Implications of the Women’s Lib movement for art history and for the contemporary art scene—or, silly questions deserve long answers.
A version of this story originally appeared in the January 1971 issue of ARTnews.
While the recent upsurge of feminist activity in this country has indeed been a liberating one, its force has been chiefly emotional—personal, psychological and subjective—centered, like the other radical movements to which it is related, on the present and its immediate needs, rather than on historical analysis of the basic intellectual issues which the feminist attack on the status quo automatically raises.1 Like any revolution, however, the feminist one ultimately must come to grips with the intellectual and ideological basis of the various intellectual or scholarly disciplines—history, philosophy, sociology, psychology, etc.—in the same way that it questions the ideologies of present social institutions.
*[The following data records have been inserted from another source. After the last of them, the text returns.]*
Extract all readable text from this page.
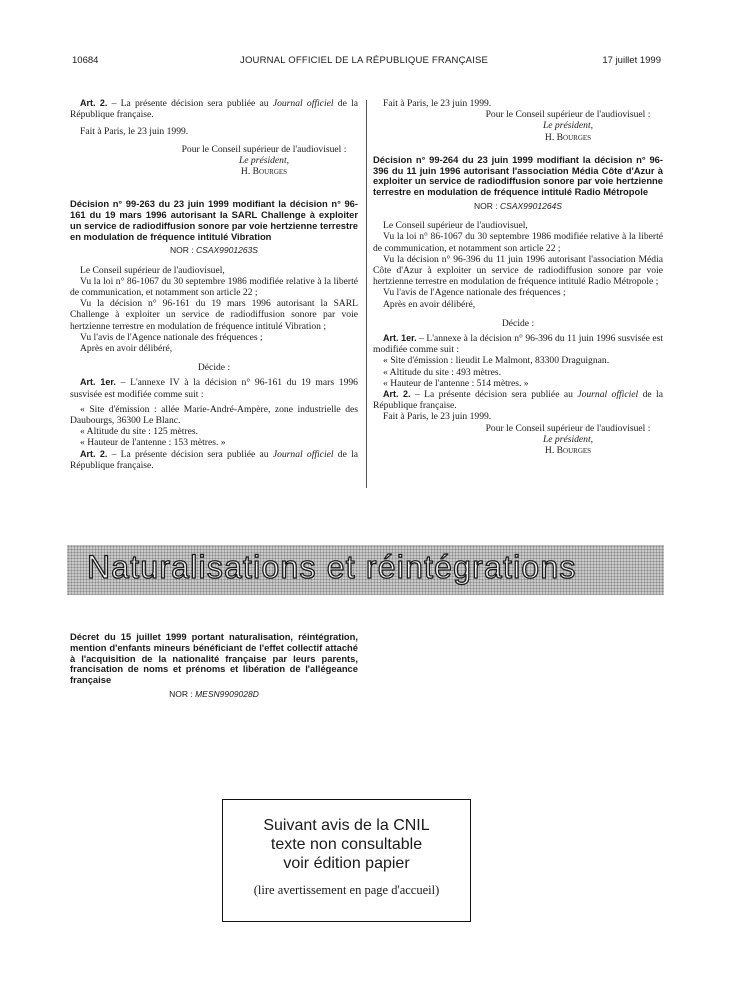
10684	JOURNAL OFFICIEL DE LA RÉPUBLIQUE FRANÇAISE	17 juillet 1999

Art. 2. – La présente décision sera publiée au Journal officiel de la République française.

Fait à Paris, le 23 juin 1999.

Pour le Conseil supérieur de l'audiovisuel :
Le président,
H. Bourges
Décision n° 99-263 du 23 juin 1999 modifiant la décision n° 96-161 du 19 mars 1996 autorisant la SARL Challenge à exploiter un service de radiodiffusion sonore par voie hertzienne terrestre en modulation de fréquence intitulé Vibration
NOR : CSAX9901263S

Le Conseil supérieur de l'audiovisuel,

Vu la loi n° 86-1067 du 30 septembre 1986 modifiée relative à la liberté de communication, et notamment son article 22 ;

Vu la décision n° 96-161 du 19 mars 1996 autorisant la SARL Challenge à exploiter un service de radiodiffusion sonore par voie hertzienne terrestre en modulation de fréquence intitulé Vibration ;

Vu l'avis de l'Agence nationale des fréquences ;

Après en avoir délibéré,

Décide :

Art. 1er. – L'annexe IV à la décision n° 96-161 du 19 mars 1996 susvisée est modifiée comme suit :

« Site d'émission : allée Marie-André-Ampère, zone industrielle des Daubourgs, 36300 Le Blanc.

« Altitude du site : 125 mètres.

« Hauteur de l'antenne : 153 mètres. »

Art. 2. – La présente décision sera publiée au Journal officiel de la République française.

Fait à Paris, le 23 juin 1999.

Pour le Conseil supérieur de l'audiovisuel :
Le président,
H. Bourges
Décision n° 99-264 du 23 juin 1999 modifiant la décision n° 96-396 du 11 juin 1996 autorisant l'association Média Côte d'Azur à exploiter un service de radiodiffusion sonore par voie hertzienne terrestre en modulation de fréquence intitulé Radio Métropole
NOR : CSAX9901264S

Le Conseil supérieur de l'audiovisuel,

Vu la loi n° 86-1067 du 30 septembre 1986 modifiée relative à la liberté de communication, et notamment son article 22 ;

Vu la décision n° 96-396 du 11 juin 1996 autorisant l'association Média Côte d'Azur à exploiter un service de radiodiffusion sonore par voie hertzienne terrestre en modulation de fréquence intitulé Radio Métropole ;

Vu l'avis de l'Agence nationale des fréquences ;

Après en avoir délibéré,

Décide :

Art. 1er. – L'annexe à la décision n° 96-396 du 11 juin 1996 susvisée est modifiée comme suit :

« Site d'émission : lieudit Le Malmont, 83300 Draguignan.

« Altitude du site : 493 mètres.

« Hauteur de l'antenne : 514 mètres. »

Art. 2. – La présente décision sera publiée au Journal officiel de la République française.

Fait à Paris, le 23 juin 1999.

Pour le Conseil supérieur de l'audiovisuel :
Le président,
H. Bourges
Naturalisations et réintégrations
Décret du 15 juillet 1999 portant naturalisation, réintégration, mention d'enfants mineurs bénéficiant de l'effet collectif attaché à l'acquisition de la nationalité française par leurs parents, francisation de noms et prénoms et libération de l'allégeance française
NOR : MESN9909028D
Suivant avis de la CNIL
texte non consultable
voir édition papier
(lire avertissement en page d'accueil)
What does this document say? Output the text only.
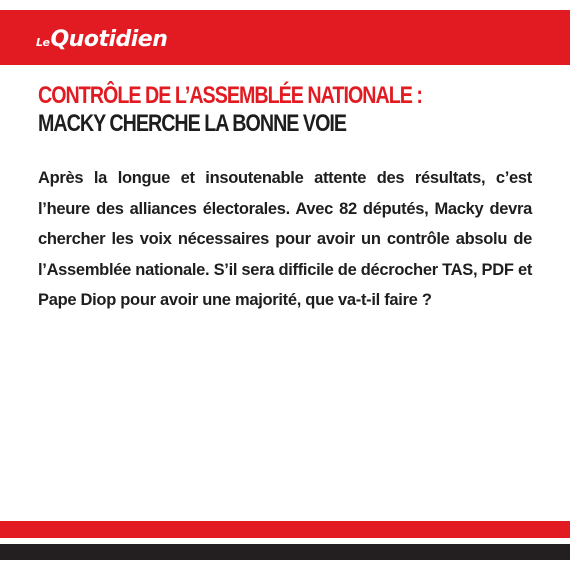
LeQuotidien
CONTRÔLE DE L’ASSEMBLÉE NATIONALE :
MACKY CHERCHE LA BONNE VOIE
Après la longue et insoutenable attente des résultats, c’est l’heure des alliances électorales. Avec 82 députés, Macky devra chercher les voix nécessaires pour avoir un contrôle absolu de l’Assemblée nationale. S’il sera difficile de décrocher TAS, PDF et Pape Diop pour avoir une majorité, que va-t-il faire ?
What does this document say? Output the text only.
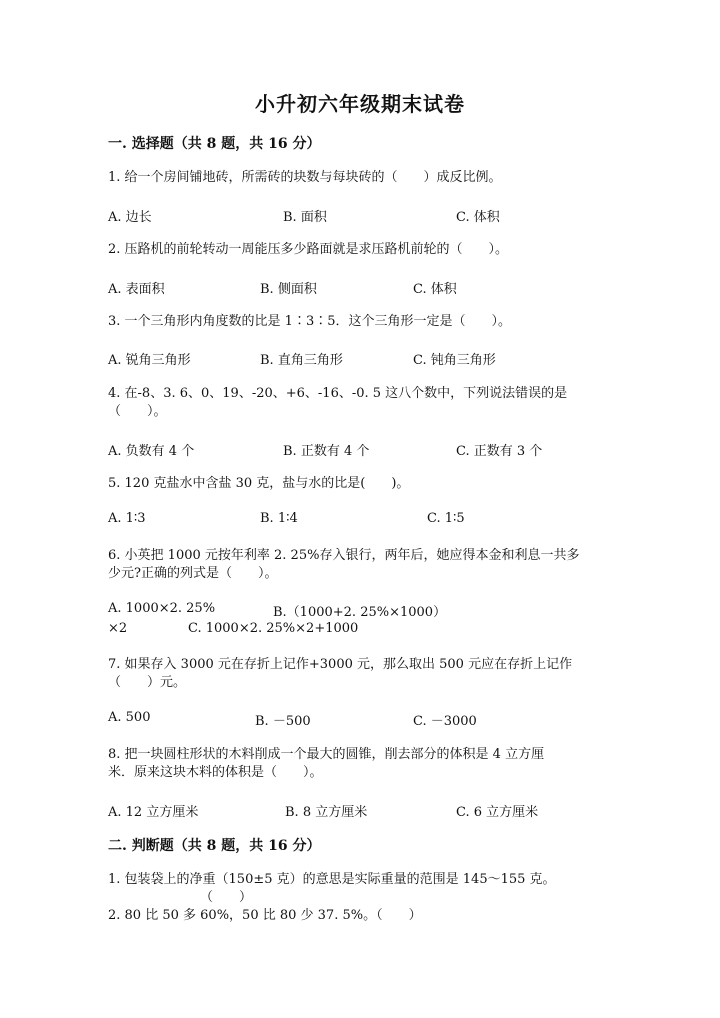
小升初六年级期末试卷
一. 选择题（共 8 题，共 16 分）
1. 给一个房间铺地砖，所需砖的块数与每块砖的（　　）成反比例。
A. 边长	B. 面积	C. 体积
2. 压路机的前轮转动一周能压多少路面就是求压路机前轮的（　　）。
A. 表面积	B. 侧面积	C. 体积
3. 一个三角形内角度数的比是 1∶3∶5．这个三角形一定是（　　）。
A. 锐角三角形	B. 直角三角形	C. 钝角三角形
4. 在-8、3. 6、0、19、-20、+6、-16、-0. 5 这八个数中，下列说法错误的是
（　　）。
A. 负数有 4 个	B. 正数有 4 个	C. 正数有 3 个
5. 120 克盐水中含盐 30 克，盐与水的比是(　　)。
A. 1∶3	B. 1∶4	C. 1∶5
6. 小英把 1000 元按年利率 2. 25%存入银行，两年后，她应得本金和利息一共多
少元?正确的列式是（　　）。
A. 1000×2. 25%	B.（1000+2. 25%×1000）
×2	C. 1000×2. 25%×2+1000
7. 如果存入 3000 元在存折上记作+3000 元，那么取出 500 元应在存折上记作
（　　）元。
A. 500	B. －500	C. －3000
8. 把一块圆柱形状的木料削成一个最大的圆锥，削去部分的体积是 4 立方厘
米．原来这块木料的体积是（　　）。
A. 12 立方厘米	B. 8 立方厘米	C. 6 立方厘米
二. 判断题（共 8 题，共 16 分）
1. 包装袋上的净重（150±5 克）的意思是实际重量的范围是 145～155 克。
（　　）
2. 80 比 50 多 60%，50 比 80 少 37. 5%。（　　）
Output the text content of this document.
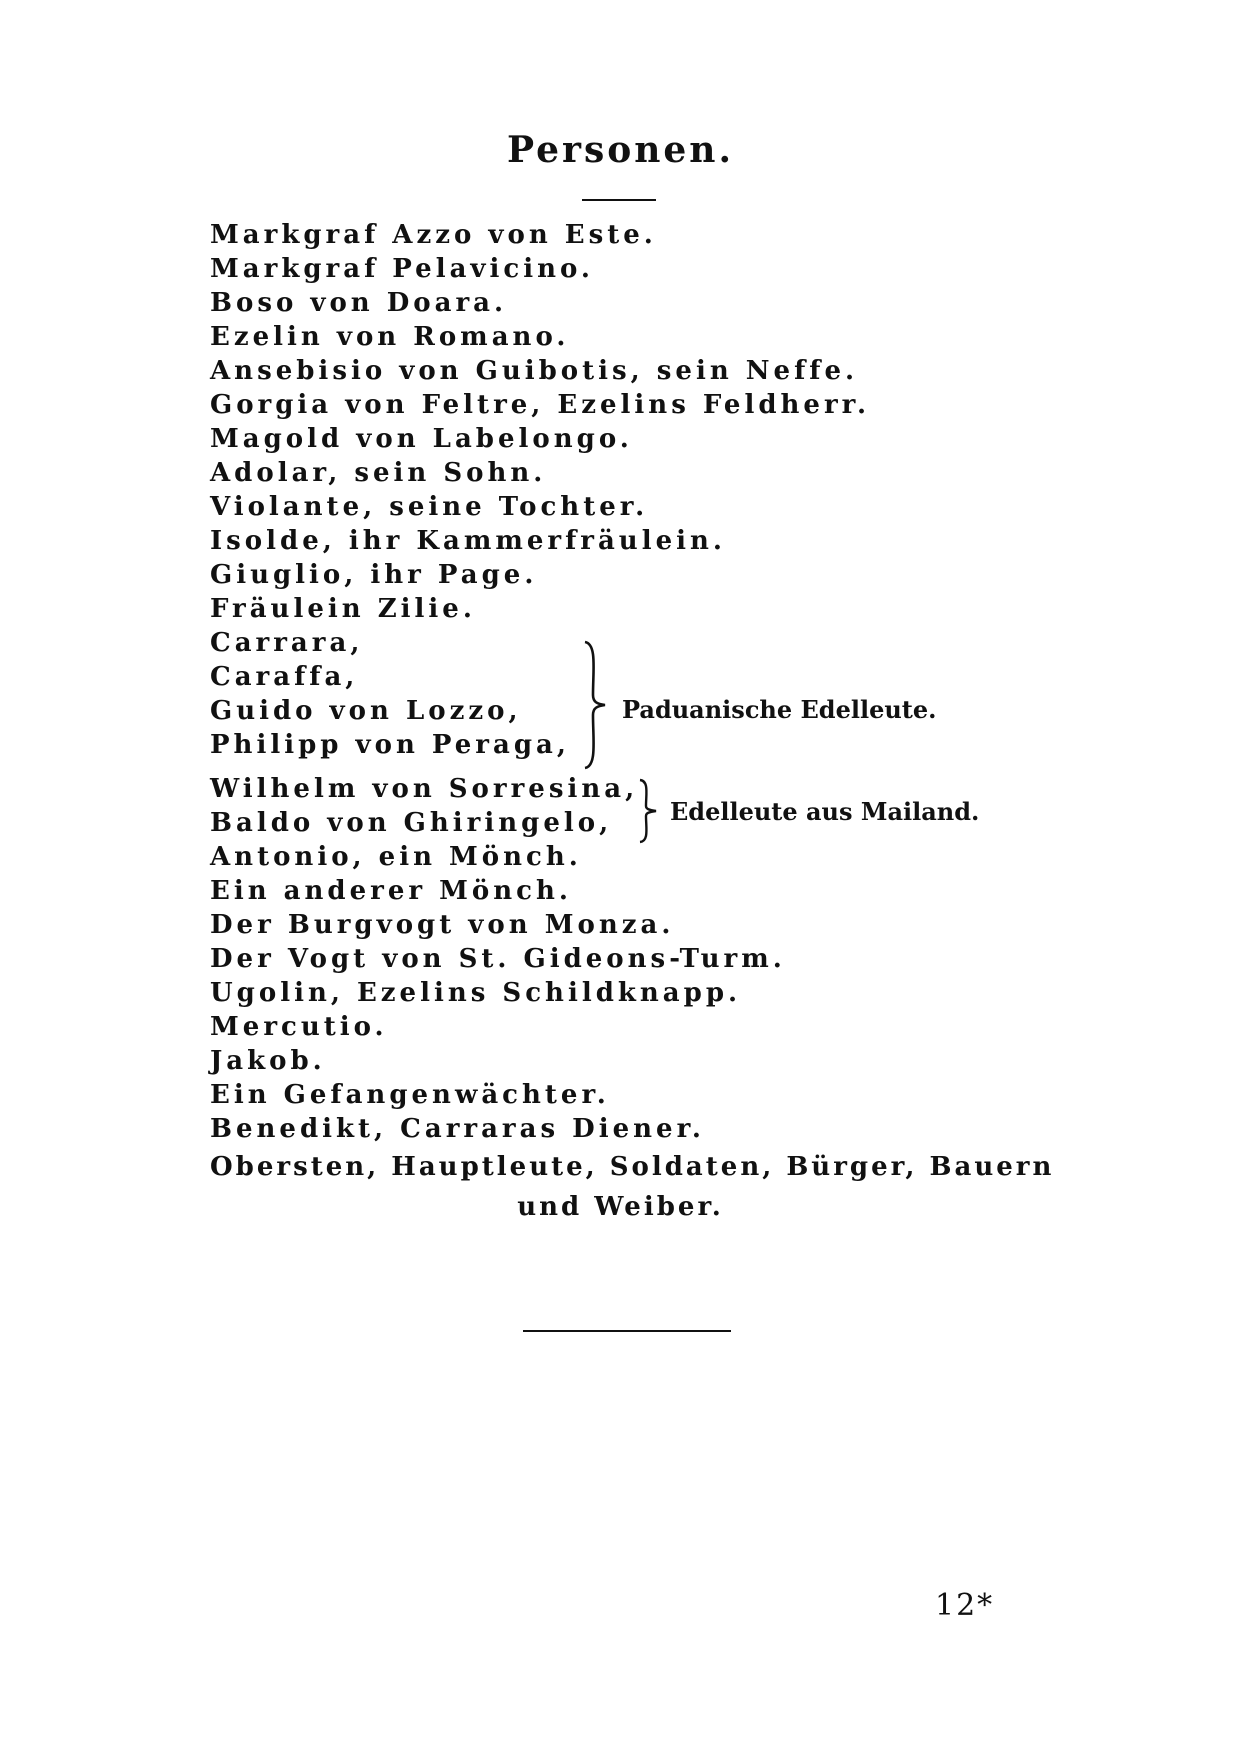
Personen.
Markgraf Azzo von Este.
Markgraf Pelavicino.
Boso von Doara.
Ezelin von Romano.
Ansebisio von Guibotis, sein Neffe.
Gorgia von Feltre, Ezelins Feldherr.
Magold von Labelongo.
Adolar, sein Sohn.
Violante, seine Tochter.
Isolde, ihr Kammerfräulein.
Giuglio, ihr Page.
Fräulein Zilie.
Carrara,
Caraffa,
Guido von Lozzo,
Philipp von Peraga,
Paduanische Edelleute.
Wilhelm von Sorresina,
Baldo von Ghiringelo, Edelleute aus Mailand.
Antonio, ein Mönch.
Ein anderer Mönch.
Der Burgvogt von Monza.
Der Vogt von St. Gideons-Turm.
Ugolin, Ezelins Schildknapp.
Mercutio.
Jakob.
Ein Gefangenwächter.
Benedikt, Carraras Diener.
Obersten, Hauptleute, Soldaten, Bürger, Bauern
und Weiber.
12*
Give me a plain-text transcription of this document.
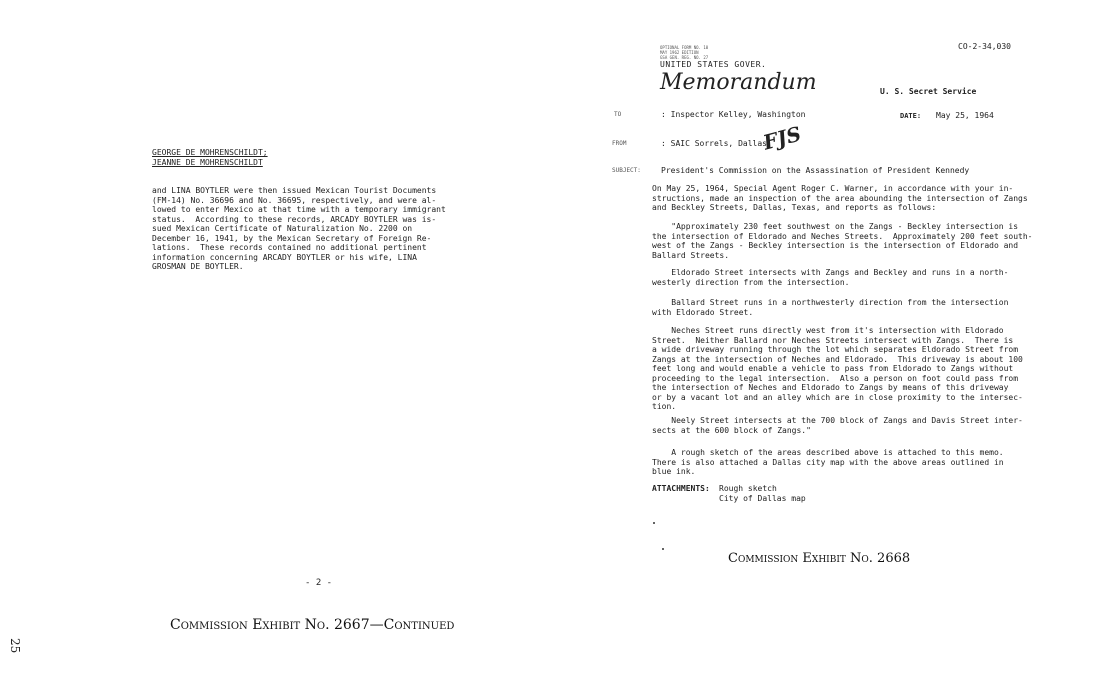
GEORGE DE MOHRENSCHILDT;
JEANNE DE MOHRENSCHILDT
and LINA BOYTLER were then issued Mexican Tourist Documents
(FM-14) No. 36696 and No. 36695, respectively, and were al-
lowed to enter Mexico at that time with a temporary immigrant
status.  According to these records, ARCADY BOYTLER was is-
sued Mexican Certificate of Naturalization No. 2200 on
December 16, 1941, by the Mexican Secretary of Foreign Re-
lations.  These records contained no additional pertinent
information concerning ARCADY BOYTLER or his wife, LINA
GROSMAN DE BOYTLER.
- 2 -
Commission Exhibit No. 2667—Continued
25
OPTIONAL FORM NO. 10
MAY 1962 EDITION
GSA GEN. REG. NO. 27
CO-2-34,030
UNITED STATES GOVER.
Memorandum	U. S. Secret Service
TO	: Inspector Kelley, Washington	DATE: May 25, 1964
FROM	: SAIC Sorrels, Dallas
FJS
SUBJECT:	President's Commission on the Assassination of President Kennedy
On May 25, 1964, Special Agent Roger C. Warner, in accordance with your in-
structions, made an inspection of the area abounding the intersection of Zangs
and Beckley Streets, Dallas, Texas, and reports as follows:
"Approximately 230 feet southwest on the Zangs - Beckley intersection is
the intersection of Eldorado and Neches Streets.  Approximately 200 feet south-
west of the Zangs - Beckley intersection is the intersection of Eldorado and
Ballard Streets.
Eldorado Street intersects with Zangs and Beckley and runs in a north-
westerly direction from the intersection.
Ballard Street runs in a northwesterly direction from the intersection
with Eldorado Street.
Neches Street runs directly west from it's intersection with Eldorado
Street.  Neither Ballard nor Neches Streets intersect with Zangs.  There is
a wide driveway running through the lot which separates Eldorado Street from
Zangs at the intersection of Neches and Eldorado.  This driveway is about 100
feet long and would enable a vehicle to pass from Eldorado to Zangs without
proceeding to the legal intersection.  Also a person on foot could pass from
the intersection of Neches and Eldorado to Zangs by means of this driveway
or by a vacant lot and an alley which are in close proximity to the intersec-
tion.
Neely Street intersects at the 700 block of Zangs and Davis Street inter-
sects at the 600 block of Zangs."
A rough sketch of the areas described above is attached to this memo.
There is also attached a Dallas city map with the above areas outlined in
blue ink.
ATTACHMENTS: Rough sketch
City of Dallas map
Commission Exhibit No. 2668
If, as John Stuart Mill suggested, we tend to accept whatever is as natural, this is just as true in the realm of academic investigation as it is in our social arrangements. In the former, too, “natural” assumptions must be questioned and the mythic basis of much so-called “fact” brought to light. And it is here that the very position of woman as an acknowledged outsider, the maverick “she” instead of the presumably neutral “one”—in reality the white-male-position-accepted-as-natural, or the hidden “he” as the subject of all scholarly predicates—is a decided advantage, rather than merely a hindrance of a subjective distortion.
What is important is that women face up to the reality of their history and of their present situation, without making excuses or puffing mediocrity. Disadvantage may indeed be an excuse; it is not, however, an intellectual position. Rather, using as a vantage point their situation as underdogs in the realm of grandeur, and outsiders in that of ideology, women can reveal institutional and intellectual weaknesses in general, and, at the same time that they destroy false consciousness, take part in the creation of institutions in which clear thought—and true greatness—are challenges open to anyone, man or woman, courageous enough to take the necessary risk, the leap into the unknown.